Ultimately, television pumped this nonstory so full of life that many newspapers felt obliged to run another round of articles about it Wednesday and even Thursday. Dean was described as a “rabid dog” and “borderline psychotic” by analysts. Soon the conventional-wisdom buzz was not that Dean’s third-place showing would doom him but that his grunts and howls would.

In this respect, Dean’s experience also recalls that of another presidential aspirant -- Maine Sen. Edmund Muskie. In the 1972 New Hampshire primary, Muskie, the Democratic front-runner, was facing false and scurrilous attacks in the conservative Manchester Union Leader.

At one campaign stop, Muskie -- responding emotionally to the paper’s publisher, William Loeb -- appeared to tear up ever so slightly. Television aired the clip and newspapers played it up on the front page -- creating a story line that a weeping Muskie lacked the fortitude to lead. Although he still won the New Hampshire primary, his rival George McGovern gained the momentum and the good press. After a poor showing in Florida, Muskie dropped out.

Later, some correspondents admitted that they had botched the Muskie story.
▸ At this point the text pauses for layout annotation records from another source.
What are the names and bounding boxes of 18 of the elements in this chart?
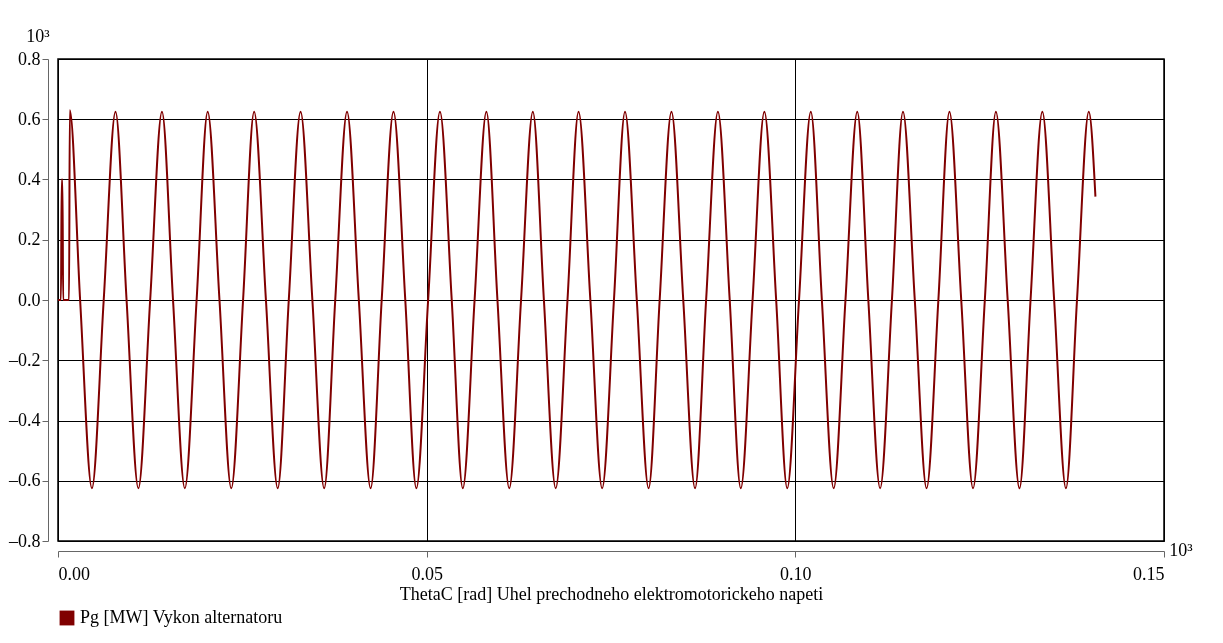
x-tick-label: 0.10 — [780, 563, 812, 584]
y-tick-label: –0.2 — [8, 349, 41, 370]
x-axis-title: ThetaC [rad] Uhel prechodneho elektromotorickeho napeti — [399, 583, 824, 604]
y-tick-label: 0.6 — [18, 108, 41, 129]
y-tick-label: –0.6 — [8, 470, 41, 491]
y-tick-label: –0.4 — [8, 410, 41, 430]
x-tick-label: 0.00 — [58, 563, 90, 584]
y-tick-label: 0.0 — [18, 289, 41, 310]
y-tick-label: 0.8 — [18, 48, 41, 69]
text: 10³ — [26, 26, 51, 46]
legend-label: Pg [MW] Vykon alternatoru — [80, 607, 283, 627]
x-tick-label: 0.05 — [411, 563, 443, 584]
x-tick-label: 0.15 — [1133, 563, 1165, 584]
y-tick-label: 0.2 — [18, 229, 41, 250]
line-series — [58, 109, 1097, 490]
y-tick-label: –0.8 — [8, 530, 41, 551]
y-tick-label: 0.4 — [18, 169, 41, 189]
text: 10³ — [1169, 540, 1194, 560]
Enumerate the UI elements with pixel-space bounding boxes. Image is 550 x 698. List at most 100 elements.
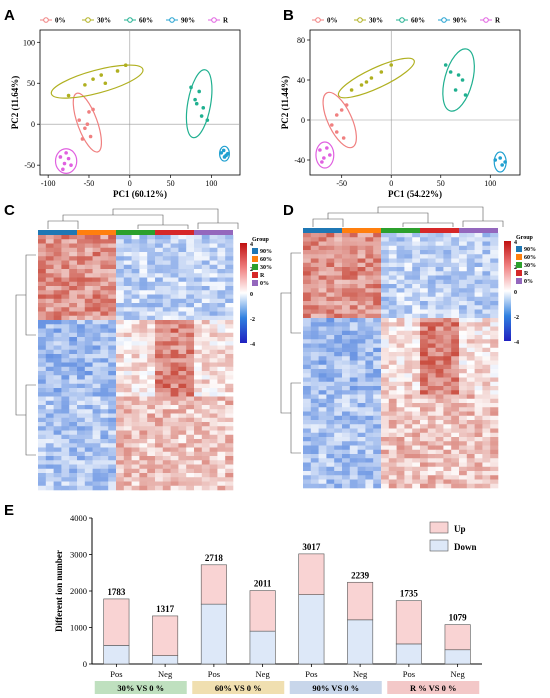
heatmap-cell — [490, 343, 499, 349]
heatmap-cell — [381, 398, 390, 404]
heatmap-cell — [77, 447, 86, 453]
heatmap-cell — [178, 460, 187, 465]
heatmap-cell — [459, 343, 468, 349]
heatmap-cell — [365, 254, 374, 259]
heatmap-cell — [420, 454, 429, 459]
heatmap-cell — [318, 475, 327, 480]
heatmap-cell — [396, 462, 405, 468]
heatmap-cell — [435, 279, 444, 285]
x-tick-label: Pos — [208, 669, 220, 679]
heatmap-cell — [365, 347, 374, 353]
heatmap-cell — [92, 413, 101, 419]
heatmap-cell — [209, 460, 218, 465]
heatmap-cell — [147, 473, 156, 478]
heatmap-cell — [139, 328, 148, 334]
heatmap-cell — [217, 273, 226, 278]
heatmap-cell — [92, 320, 101, 325]
heatmap-cell — [373, 301, 382, 306]
heatmap-cell — [108, 332, 117, 338]
data-point — [328, 153, 332, 157]
heatmap-cell — [69, 485, 78, 491]
heatmap-cell — [84, 396, 93, 402]
heatmap-cell — [170, 477, 179, 482]
heatmap-cell — [201, 379, 210, 385]
heatmap-cell — [490, 250, 499, 255]
heatmap-cell — [139, 311, 148, 317]
heatmap-cell — [194, 456, 203, 461]
heatmap-cell — [388, 330, 397, 336]
heatmap-cell — [139, 269, 148, 274]
heatmap-cell — [303, 360, 312, 366]
heatmap-cells — [303, 233, 499, 489]
heatmap-cell — [92, 447, 101, 453]
heatmap-cell — [427, 424, 436, 429]
heatmap-cell — [108, 379, 117, 385]
heatmap-cell — [131, 481, 140, 487]
heatmap-cell — [373, 318, 382, 323]
heatmap-cell — [194, 281, 203, 287]
heatmap-cell — [482, 339, 491, 344]
heatmap-cell — [131, 320, 140, 325]
heatmap-cell — [490, 309, 499, 315]
heatmap-cell — [490, 432, 499, 438]
heatmap-cell — [466, 250, 475, 255]
data-point — [322, 156, 326, 160]
heatmap-cell — [404, 233, 413, 238]
heatmap-cell — [77, 252, 86, 257]
heatmap-cell — [100, 388, 109, 393]
heatmap-cell — [482, 441, 491, 446]
y-tick-label: 100 — [23, 38, 35, 47]
heatmap-cell — [38, 349, 47, 355]
group-legend-label: 0% — [524, 279, 533, 285]
heatmap-cell — [303, 301, 312, 306]
heatmap-cell — [474, 403, 483, 408]
heatmap-cell — [466, 309, 475, 315]
heatmap-cell — [318, 398, 327, 404]
heatmap-cell — [170, 298, 179, 304]
heatmap-cell — [53, 354, 62, 359]
heatmap-cell — [38, 235, 47, 240]
heatmap-cell — [303, 241, 312, 247]
heatmap-cell — [178, 260, 187, 266]
heatmap-cell — [170, 400, 179, 406]
heatmap-cell — [38, 252, 47, 257]
legend-marker — [211, 17, 217, 23]
heatmap-cell — [404, 364, 413, 370]
heatmap-cell — [420, 250, 429, 255]
heatmap-cell — [84, 320, 93, 325]
heatmap-cell — [186, 311, 195, 317]
heatmap-cell — [451, 284, 460, 289]
heatmap-cell — [435, 462, 444, 468]
heatmap-cell — [92, 303, 101, 308]
heatmap-cell — [318, 420, 327, 425]
heatmap-cell — [381, 245, 390, 251]
heatmap-cell — [373, 466, 382, 472]
data-point — [456, 73, 461, 77]
heatmap-cell — [170, 426, 179, 431]
heatmap-cell — [147, 451, 156, 457]
heatmap-cell — [178, 422, 187, 427]
heatmap-cell — [201, 235, 210, 240]
heatmap-cell — [474, 432, 483, 438]
heatmap-cell — [69, 332, 78, 338]
heatmap-cell — [123, 447, 132, 453]
x-tick-label: Pos — [305, 669, 317, 679]
heatmap-cell — [147, 341, 156, 346]
group-legend-swatch — [516, 246, 522, 252]
heatmap-cell — [38, 371, 47, 376]
heatmap-cell — [349, 407, 358, 412]
heatmap-cell — [466, 318, 475, 323]
heatmap-cell — [459, 301, 468, 306]
heatmap-cell — [108, 286, 117, 291]
data-point — [503, 160, 507, 164]
heatmap-cell — [225, 439, 234, 444]
heatmap-cell — [490, 398, 499, 404]
heatmap-cell — [194, 345, 203, 351]
heatmap-cell — [381, 475, 390, 480]
heatmap-cell — [139, 332, 148, 338]
heatmap-cell — [303, 330, 312, 336]
heatmap-cell — [474, 466, 483, 472]
heatmap-cell — [69, 434, 78, 440]
heatmap-cell — [388, 233, 397, 238]
heatmap-cell — [209, 315, 218, 321]
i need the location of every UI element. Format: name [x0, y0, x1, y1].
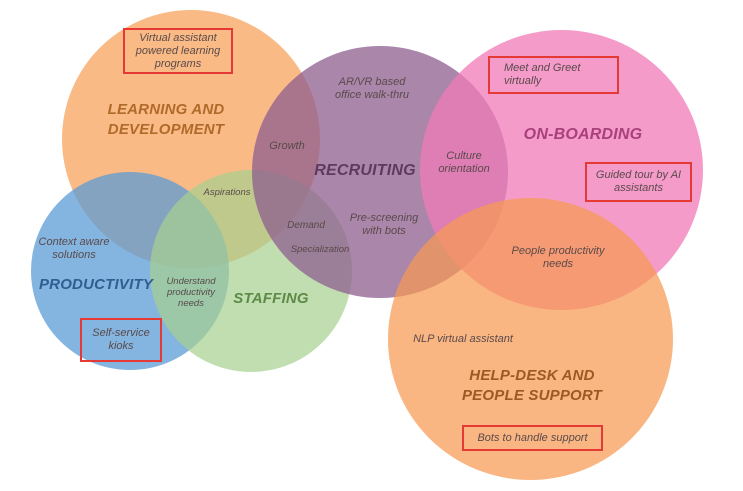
specialization-label: Specialization	[290, 244, 350, 255]
recruiting-title: RECRUITING	[314, 162, 416, 179]
helpdesk-circle	[388, 198, 673, 480]
learning-title: LEARNING AND DEVELOPMENT	[107, 101, 225, 138]
understand-label: Understand productivity needs	[166, 276, 216, 309]
nlp-label: NLP virtual assistant	[413, 333, 513, 345]
aspirations-label: Aspirations	[203, 187, 251, 198]
bots-support-box: Bots to handle support	[462, 425, 603, 451]
culture-label: Culture orientation	[438, 150, 490, 175]
onboarding-title: ON-BOARDING	[523, 126, 643, 143]
prescreening-label: Pre-screening with bots	[349, 212, 419, 237]
self-service-box: Self-service kioks	[80, 318, 162, 362]
guided-tour-box: Guided tour by AI assistants	[585, 162, 692, 202]
demand-label: Demand	[287, 220, 325, 231]
context-aware-label: Context aware solutions	[38, 236, 110, 261]
arvr-label: AR/VR based office walk-thru	[335, 76, 409, 101]
productivity-title: PRODUCTIVITY	[38, 276, 154, 293]
meet-greet-box: Meet and Greet virtually	[488, 56, 619, 94]
learning-programs-box: Virtual assistant powered learning progr…	[123, 28, 233, 74]
growth-label: Growth	[269, 140, 305, 152]
people-productivity-label: People productivity needs	[511, 245, 605, 270]
helpdesk-title: HELP-DESK AND PEOPLE SUPPORT	[461, 367, 603, 404]
staffing-title: STAFFING	[233, 290, 309, 307]
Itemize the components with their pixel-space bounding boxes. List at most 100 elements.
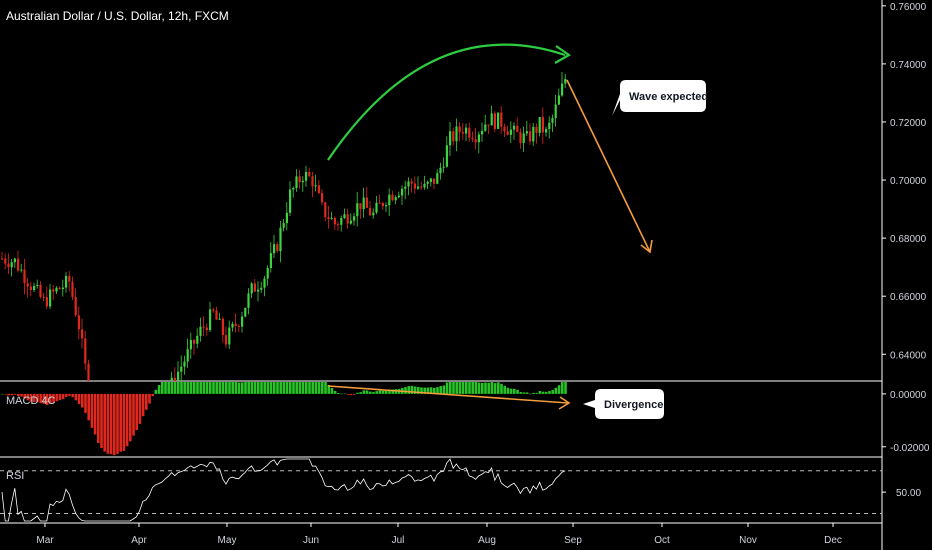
macd-bar [327,384,330,394]
macd-bar [375,391,378,394]
candle-body [324,202,327,218]
candle-body [490,113,493,126]
macd-bar [337,393,340,394]
macd-bar [148,393,151,404]
candle-body [349,220,352,224]
candle-body [289,189,292,213]
down-projection-arrowhead [640,239,653,254]
macd-bar [253,382,257,394]
candle-body [4,258,7,264]
macd-bar [212,382,215,394]
candle-body [433,178,436,184]
candle-body [33,285,36,291]
candle-body [61,287,64,290]
candle-body [429,178,432,182]
macd-bar [420,387,423,394]
macd-bar [157,385,161,394]
macd-bar [106,393,110,454]
rsi-line [1,458,566,522]
macd-bar [81,393,84,408]
candle-body [42,296,45,298]
candle-body [321,193,324,203]
candle-body [378,202,381,204]
candle-body [500,112,503,127]
macd-bar [45,393,49,406]
macd-bar [39,393,42,404]
macd-bar [340,393,343,395]
candle-body [397,195,400,198]
time-tick-label: Apr [131,535,147,546]
callout-bubble [612,80,706,116]
macd-bar [61,393,65,400]
candle-body [36,284,39,286]
macd-bar [100,393,103,449]
macd-bar [561,382,564,394]
macd-bar [439,386,442,394]
candle-body [388,194,391,206]
candle-body [173,377,176,381]
macd-bar [365,390,369,394]
macd-bar [522,392,526,394]
macd-bar [426,387,430,394]
macd-bar [545,391,548,394]
macd-bar [218,382,222,394]
candle-body [481,130,484,135]
candle-body [442,166,445,168]
candle-body [551,117,554,123]
candle-body [49,289,52,307]
macd-bar [263,382,266,394]
candle-body [55,287,58,292]
macd-bar [362,390,366,394]
candle-body [359,203,362,210]
candle-body [17,258,20,271]
macd-bar [369,391,372,394]
candle-body [241,316,244,327]
macd-bar [177,382,180,394]
candle-body [471,137,474,140]
candle-body [317,185,320,194]
candle-body [381,203,384,207]
macd-bar [93,393,97,435]
macd-bar [189,382,193,394]
candle-body [548,122,551,130]
callout-text: Wave expected [629,91,708,103]
candle-body [445,145,448,167]
macd-bar [52,393,55,403]
candle-body [266,268,269,279]
candle-body [199,326,202,336]
macd-bar [381,390,385,394]
candle-body [186,349,189,362]
macd-bar [221,382,225,394]
candle-body [298,176,301,183]
candle-body [311,176,314,187]
macd-bar [266,382,270,394]
candle-body [247,293,250,308]
candle-body [285,212,288,224]
candle-body [253,283,256,292]
macd-bar [13,393,17,395]
candle-body [410,181,413,184]
candle-body [522,133,525,143]
candle-body [452,131,455,142]
macd-bar [509,388,513,394]
macd-bar [135,393,138,431]
macd-bar [193,382,196,394]
price-axis-ticks: 0.76000 0.74000 0.72000 0.70000 0.68000 0.660… [882,2,927,361]
candle-body [465,127,468,134]
price-tick-label: 0.70000 [890,176,927,187]
macd-bar [333,390,337,394]
time-tick-label: Nov [739,535,757,546]
macd-bar [385,390,388,394]
macd-bar [487,382,490,394]
macd-bar [125,393,129,447]
divergence-callout: Divergence [583,389,664,419]
macd-bar [132,393,135,436]
macd-bar [423,387,426,394]
macd-bar [484,382,487,394]
macd-bar [346,393,350,395]
time-tick-label: Sep [564,535,582,546]
macd-bar [129,393,132,442]
candle-body [413,183,416,189]
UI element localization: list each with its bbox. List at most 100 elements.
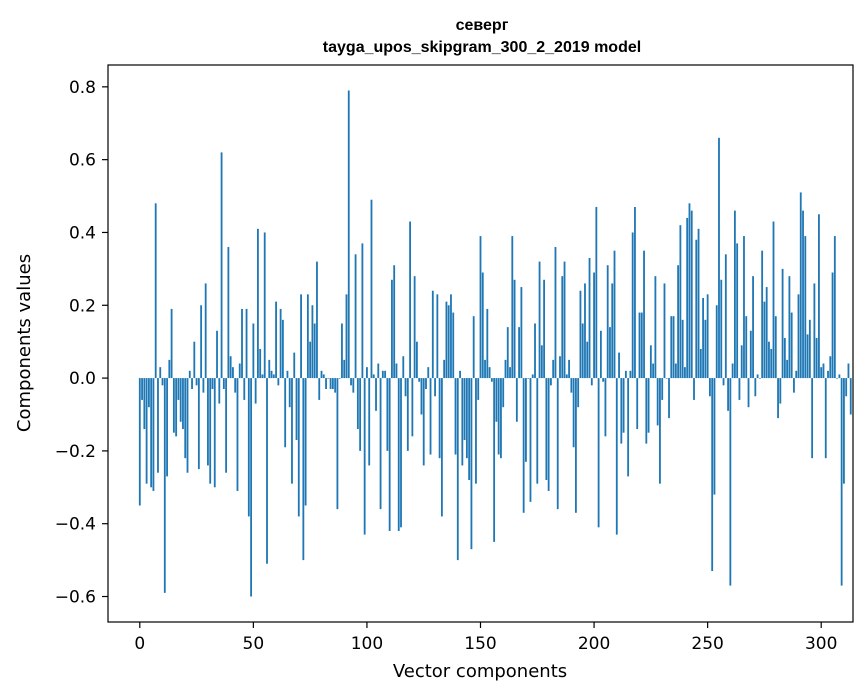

Even the teardrops they thought they saw, the Washington Post’s David Broder wrote, might well have been melting snow. Yet the story had been a self-fulfilling prophecy. Despite the soul-searching that often follows from a journalistic failure like the Muskie incident, the media rarely learn from their mistakes. Now Dean is paying the price for the self-satisfied cockiness of the Washington elites that he so often decries. What had been a relatively innocuous, if slightly goofy, speech has metamorphosed into a real threat to his prospects, as late-night comedians drill home the image of a deranged Dean. Perhaps the propensity toward hysteria and overheated rhetoric belongs to the media, not to Dean.

In the end, Dean’s resilience, or lack of it, will probably determine his fate. In 1972, Muskie ruefully concluded that given his temperament, he wasn’t the right man for a polarized America that year. In contrast, within days of his “last press conference,” Nixon was plotting his political future.